1. Technical Field
The invention disclosed broadly relates to data processing and more particularly relates to linguistic applications in data processing.
2. Background Art
Text processing word processing systems have been developed for both stand-alone applications and distributed processing applications. The terms text processing and word processing will be used interchangeably herein to refer to data processing systems primarily used for the creation, editing, communication, and/or printing of alphanumeric character strings composing written text. A particular distributed processing system for word processing is disclosed in the copending U.S. patent application Ser. No. 781,862 filed Sept. 30, 1985, now U.S. Pat. No. 4,731,735, entitled "Multilingual Processing for Screen Image Build and Command Decode in a Word Processor, with Full Command, Message and Help Support," by K. W. Borgendale, et al. The figures and specification of the Borgendale, et al. patent application are incorporated herein by reference, as an example of a host system within which the subject invention herein can be applied.
Previous work has described procedures for reducing the number of candidate words that have to be examined relative to a specific misspelled word to find a list of the best matched candidate words. One technique looks only at those words that differ in length by less than two characters and which retain the same initial character.
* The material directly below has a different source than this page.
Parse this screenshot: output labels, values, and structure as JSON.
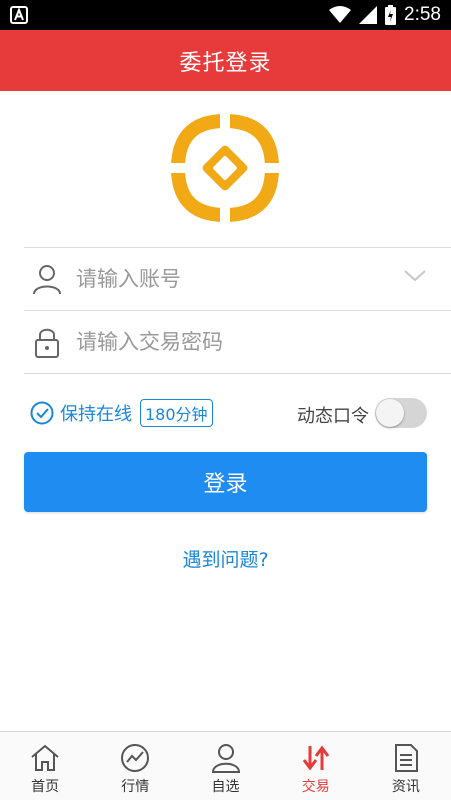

Another technique uses a vector fetch approach which assigns each word in the dictionary a magnitude value based on the confusability of the characters in the word and only those words within a specific magnitude range of the misspelled word are retrieved. These techniques have been supplemented by double indexing ambiguous or silent first letters (e.g., phonograph under "P" and "F," knight under "K" and "N") to improve their performance in standard office environments.
Independent of these spelling aid techniques, statistical methods for determining similarities between strings have been developed and even implemented as integrated circuits. Methods such as the SOUNDEX system have been used to cluster names with similar phonetic characteristics to provide candidate file entries that then have to be screened manually for relevance.
Although these methods provide sets of candidate words, they have not integrated the morphological and phonetic components of language and, therefore, the candidates that they produce may be irrelevant or ranked in implausible order.